Taurine can act as a trap for HOCl forming the long-lived oxidant TauCl, which is more stable and less toxic than HOCl. Moreover, TauCl inhibits the generation of proinflammatory mediators by phagocytic cells [15
]. So taurine exerts an anti-inflammatory as well as antioxidant action by preventing cytolytic damage caused by HOCl generated by inflammatory cells, particularly neutrophils. At the beginning of inflammation, neutrophils infiltrated into infected sites where they fight invaders and eventually die through apoptosis as a consequence of collateral host damage during oxidative burst. As the activated neutrophils undergo apoptosis, TauCl released into inflamed site stimulates the proresolving as well as anti-inflammatory action of macrophages [23
]. We have previously reported that TauCl upregulates HO-1 expression in macrophages and thereby facilitates the engulfment of apoptotic neutrophils as well as pathogenic agents derived from infectious microbes [25
Though taurine has been extensively investigated with regards to its anti-inflamma tory and antioxidative effects [8
], there is paucity of data demonstrating the tissue-protective potential of TauCl in vivo. This may be partly due to the limitations on the availability of relatively large amounts of the compound. Based on the previous studies which evaluated the protective effects of taurine on experimentally induced colitis, we attempted to investigate the capability of its reactive metabolite, TauCl on TNBS-induced colonic inflammation in mice. Inflammatory cells, such as macrophages and neutrophils, secrete various cytokines and other signaling molecules that activate NFκB and STAT3 in epithelial cells. In the present study, oral administration of TauCl inhibited the activation of these two proinflammatory transcription factors, and expression of their respective target proteins, COX-2 and cyclin D1 in the colon of TNBS-treated mice. Besides anti-inflammatory activity, TauCl possesses antioxidant properties [8
]. We have previously reported that TauCl can activate Nrf2, thereby upregulating the expression of HO-1, which account for its potentiation of macrophage-mediated phagocytic removal of apoptotic neutrophils during the resolution of acute inflammation [24
]. We report here that TauCl activates Nrf2 signaling by inducing its nuclear translocation and upregulates its target protein HO-1 in the colonic mucosa.

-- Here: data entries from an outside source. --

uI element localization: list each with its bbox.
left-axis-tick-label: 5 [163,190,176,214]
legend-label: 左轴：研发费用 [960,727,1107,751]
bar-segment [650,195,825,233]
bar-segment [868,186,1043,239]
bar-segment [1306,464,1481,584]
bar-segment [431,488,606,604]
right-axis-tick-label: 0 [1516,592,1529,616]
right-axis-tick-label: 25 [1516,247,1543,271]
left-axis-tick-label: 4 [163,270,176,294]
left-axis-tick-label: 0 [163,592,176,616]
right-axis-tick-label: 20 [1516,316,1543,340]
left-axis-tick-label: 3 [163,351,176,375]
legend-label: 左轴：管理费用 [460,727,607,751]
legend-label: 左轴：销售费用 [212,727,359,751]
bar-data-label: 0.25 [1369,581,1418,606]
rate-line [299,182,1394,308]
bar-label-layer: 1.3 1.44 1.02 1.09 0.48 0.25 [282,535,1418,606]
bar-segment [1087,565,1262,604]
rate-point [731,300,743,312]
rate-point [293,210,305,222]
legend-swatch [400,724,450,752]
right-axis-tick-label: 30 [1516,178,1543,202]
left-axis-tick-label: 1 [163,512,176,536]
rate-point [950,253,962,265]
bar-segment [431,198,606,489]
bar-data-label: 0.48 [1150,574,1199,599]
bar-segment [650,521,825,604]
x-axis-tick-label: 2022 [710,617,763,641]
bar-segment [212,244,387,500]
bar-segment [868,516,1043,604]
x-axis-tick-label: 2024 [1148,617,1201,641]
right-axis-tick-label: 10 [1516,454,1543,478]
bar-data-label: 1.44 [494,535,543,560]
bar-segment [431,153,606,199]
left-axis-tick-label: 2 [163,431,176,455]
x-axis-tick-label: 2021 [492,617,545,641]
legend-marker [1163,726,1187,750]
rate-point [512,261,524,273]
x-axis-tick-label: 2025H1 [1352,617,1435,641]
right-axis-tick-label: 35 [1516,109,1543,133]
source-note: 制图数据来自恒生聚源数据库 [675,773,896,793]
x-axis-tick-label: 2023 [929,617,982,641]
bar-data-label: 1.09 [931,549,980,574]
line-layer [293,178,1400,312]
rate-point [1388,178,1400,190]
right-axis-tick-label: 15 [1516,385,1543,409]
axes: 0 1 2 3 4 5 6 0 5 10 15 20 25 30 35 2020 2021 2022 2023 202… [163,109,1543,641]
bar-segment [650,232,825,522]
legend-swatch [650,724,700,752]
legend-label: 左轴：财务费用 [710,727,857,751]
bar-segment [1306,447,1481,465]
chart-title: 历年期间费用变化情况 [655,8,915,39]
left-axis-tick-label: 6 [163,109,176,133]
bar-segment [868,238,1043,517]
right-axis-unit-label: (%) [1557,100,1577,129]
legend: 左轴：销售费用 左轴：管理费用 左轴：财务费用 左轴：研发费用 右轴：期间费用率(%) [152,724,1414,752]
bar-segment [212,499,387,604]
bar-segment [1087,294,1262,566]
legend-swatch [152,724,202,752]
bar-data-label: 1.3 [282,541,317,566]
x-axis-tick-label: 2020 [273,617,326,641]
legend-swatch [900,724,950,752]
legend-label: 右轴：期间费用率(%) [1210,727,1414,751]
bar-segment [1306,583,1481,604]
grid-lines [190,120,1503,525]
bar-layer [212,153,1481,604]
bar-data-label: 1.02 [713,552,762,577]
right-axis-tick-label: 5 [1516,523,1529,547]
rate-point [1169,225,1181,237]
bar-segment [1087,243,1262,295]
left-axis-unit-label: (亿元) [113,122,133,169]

Taken these findings all together, TauCl protects against experimentally induced colitis by inhibiting proinflammatory signaling while augmenting anti-inflammatory and possibly proresolving mechanisms (Figure 8
). To the best of our knowledge, this is the first report on the protective effects of TauCl on experimentally induced colitis. Though TauCl is formed endogenously, its production is transient during inflammation and limited to some immune cells. Therefore, synthetic TauCl or its derivative in a more sustainable form may be considered for therapeutic application in IBD.